Unprompted by me the younger of the two men then went on to explain that he had lived in the UK for over thirty years and that he had owned and run the café for nearly twenty years now. He also explained, with a strong hint of pride, that the café had been refurbished four years ago. It was clean and minimalist but was still a throwback to the 1990’s.
I then asked how life had been arriving in the UK from one culture into another one, having to get used to different languages and going to school. He explained that when he was young he didn’t really see these circumstances as a problem. His philosophy was that there is only a problem when what you have isn’t normal and he accepted his circumstances as normal. So, at school he spoke English and at home he spoke Punjabi and accepted this as normal so there was no problem really. He also said that he was lucky because his parents were great believers in education and the ticket to get there was learning English.
He asked about my background. I explained that I was born in Canada and brought over to England to live permanently in 1963.
He then told me he had a sister living in Canada married to a doctor with a millionaire lifestyle. During his visits to her he said he couldn’t help notice the strong emphasis people placed on getting a good education. In his view the opportunities to achieve this were greater there than here. Despite being educated in the UK he explained that he was very proud of his three grown up children who all had degrees and were working. Now, all that was left for him and his wife to do was to arrange their marriages.
I tried not look surprised at this statement as it was the first time I had ever heard directly from someone I was talking to discuss this subject which is so alien to Western culture. He must have noticed.
‘My wife and I are in an arranged marriage’.
‘When did you first meet your wife?’ I asked.
‘About five minutes before the wedding…..she is still as beautiful now….we are still happily married.
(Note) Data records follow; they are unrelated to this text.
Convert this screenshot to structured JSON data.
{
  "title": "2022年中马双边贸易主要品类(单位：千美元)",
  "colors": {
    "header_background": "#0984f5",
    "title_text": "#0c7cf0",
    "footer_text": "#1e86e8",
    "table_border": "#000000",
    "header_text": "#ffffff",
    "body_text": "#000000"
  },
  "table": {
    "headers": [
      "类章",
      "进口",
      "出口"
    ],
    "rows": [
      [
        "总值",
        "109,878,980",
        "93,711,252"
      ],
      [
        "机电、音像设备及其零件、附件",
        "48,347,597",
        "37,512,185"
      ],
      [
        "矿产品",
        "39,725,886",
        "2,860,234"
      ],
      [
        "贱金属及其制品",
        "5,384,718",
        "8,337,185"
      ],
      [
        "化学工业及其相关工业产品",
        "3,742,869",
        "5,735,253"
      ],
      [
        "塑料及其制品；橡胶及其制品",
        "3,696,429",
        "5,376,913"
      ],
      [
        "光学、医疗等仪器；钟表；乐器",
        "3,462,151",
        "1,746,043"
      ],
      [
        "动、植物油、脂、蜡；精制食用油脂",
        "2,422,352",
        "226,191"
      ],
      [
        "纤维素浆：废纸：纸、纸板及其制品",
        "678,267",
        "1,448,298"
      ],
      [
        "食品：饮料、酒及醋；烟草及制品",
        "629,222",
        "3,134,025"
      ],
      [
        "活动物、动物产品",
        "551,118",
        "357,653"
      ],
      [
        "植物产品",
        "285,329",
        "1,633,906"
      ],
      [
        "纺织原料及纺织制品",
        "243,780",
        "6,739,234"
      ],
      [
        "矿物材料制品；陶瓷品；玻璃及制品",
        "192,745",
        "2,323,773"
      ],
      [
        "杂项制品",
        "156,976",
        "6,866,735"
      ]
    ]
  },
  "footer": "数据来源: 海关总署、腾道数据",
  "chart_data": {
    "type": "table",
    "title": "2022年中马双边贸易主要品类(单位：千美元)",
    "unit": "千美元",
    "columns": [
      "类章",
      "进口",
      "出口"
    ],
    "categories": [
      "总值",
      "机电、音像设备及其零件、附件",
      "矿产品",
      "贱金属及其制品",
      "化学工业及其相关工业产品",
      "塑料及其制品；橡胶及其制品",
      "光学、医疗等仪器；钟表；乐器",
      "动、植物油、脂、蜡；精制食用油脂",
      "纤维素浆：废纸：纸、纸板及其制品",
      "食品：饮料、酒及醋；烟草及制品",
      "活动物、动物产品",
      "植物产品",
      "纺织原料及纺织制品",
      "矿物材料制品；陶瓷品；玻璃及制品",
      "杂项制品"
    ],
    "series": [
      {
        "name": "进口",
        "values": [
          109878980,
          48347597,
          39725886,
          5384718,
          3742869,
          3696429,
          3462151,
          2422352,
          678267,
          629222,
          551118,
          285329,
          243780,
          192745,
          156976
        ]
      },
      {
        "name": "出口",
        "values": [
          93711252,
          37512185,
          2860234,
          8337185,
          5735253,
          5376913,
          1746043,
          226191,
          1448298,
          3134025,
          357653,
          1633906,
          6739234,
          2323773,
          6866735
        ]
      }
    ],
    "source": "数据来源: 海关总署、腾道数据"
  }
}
Thirty years next year, we must be doing something right’.
He really did look genuinely happy and proud of his family.
As much as he appreciated the good fortune of his arranged marriage he said he did appreciate the potential for serious problems for his children that arranged marriages could cause his children. So, as a sort of bridge of compromise between two cultures and two generations he explained that he and his wife were going to help their children choose their partners. They were going to do this by allowing their children to meet with prospective suitors before making any wedding plans and give them the chance to get married or move on to find someone else.
‘We are not going to force them into marriage if they don’t want to but we will give them just a little push here and there to help them on their way’.
I paid my bill and apologised for not being able to speak any Punjabi but knew the Arab word for thank you. ‘Shukran’.
We shook hands warmly.
His final words were:
‘Punjabi, Arabic, English – it doesn’t matter, we are all brothers’.
He wished me goodbye and I stepped out to the street which was bathed in warm sunshine.